Our work has some limitations. First, while nullifying segments of the k-space may work for scans acquired using elliptical trajectories, the same strategy may not be suitable for other types of acquisitions. Approximations using artificial intelligence – e.g., deep learning – may be explored in the future to compensate for these problems in a more generalised way. Moreover, a digital reference object containing PVS and a computational model mimicking image acquisition – similar to the work in [18] – may help to train a model with heterogeneous yet realistic cases, thus preventing potential generalisability issues [19]. Second, we also evaluated our proposal on a relatively small sample of an ongoing prospective study of mild stroke patients. While our results seem encouraging, further validation on a larger dataset containing T1w and T2w imaging sequences acquired with multiple imaging protocols is necessary to determine the suitability of the proposed pipeline for improving PVS quantification. We expect relevant image quality metrics to differ from those considered in this work, especially if scans are acquired with different k-space trajectories. The outcomes of this experiment could later be compared to descriptors that were found relevant for general automatic quality control [7, 20,21,22,23]. Third, statistical analysis of the relationship between computational estimates of PVS burden with demographics and risk factors could complement current analysis, helping to further validate PVS as a biomarker of brain health. Fourth, our proposal offers a partial solution to PVS quantification in motion-corrupted images: reduced false positive rates due to imaging artefact reduction but also reduced true positive rates as k-space extrapolation inevitably blurs some small PVS (e.g., those located in the medial part of the basal ganglia in Fig. 5). Although sharpening filters may improve visual appearance, they do not address the underlying problem: data loss. Motion correction leveraging Fourier transform properties may help to tackle this problem [11], but adjustments may be needed to ensure optimal results in scans acquired using non-Cartesian trajectories.

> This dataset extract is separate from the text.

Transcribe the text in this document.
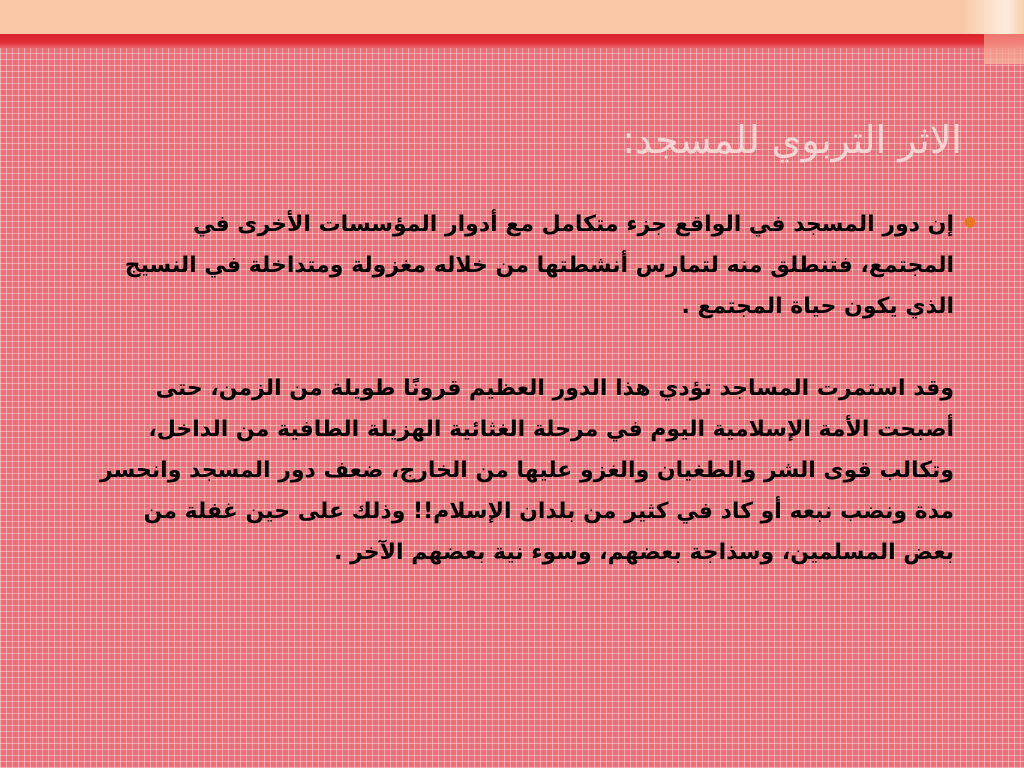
الاثر التربوي للمسجد:

●
إن دور المسجد في الواقع جزء متكامل مع أدوار المؤسسات الأخرى في المجتمع، فتنطلق منه لتمارس أنشطتها من خلاله مغزولة ومتداخلة في النسيج الذي يكون حياة المجتمع .

وقد استمرت المساجد تؤدي هذا الدور العظيم قرونًا طويلة من الزمن، حتى أصبحت الأمة الإسلامية اليوم في مرحلة الغثائية الهزيلة الطافية من الداخل، وتكالب قوى الشر والطغيان والغزو عليها من الخارج، ضعف دور المسجد وانحسر مدة ونضب نبعه أو كاد في كثير من بلدان الإسلام!! وذلك على حين غفلة من بعض المسلمين، وسذاجة بعضهم، وسوء نية بعضهم الآخر .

In conclusion, we have developed a pipeline for evaluating image quality automatically and correct motion artefacts, if needed, to improve PVS quantification. Experimental results suggests our proposal reduces imaging artefacts successfully and leads to a higher correlation between computational and visual measurements of PVS burden. Our development is practical since it helps to recover data otherwise useless and timely given the growing interest in PVS as a potential biomarker of brain dysfunction.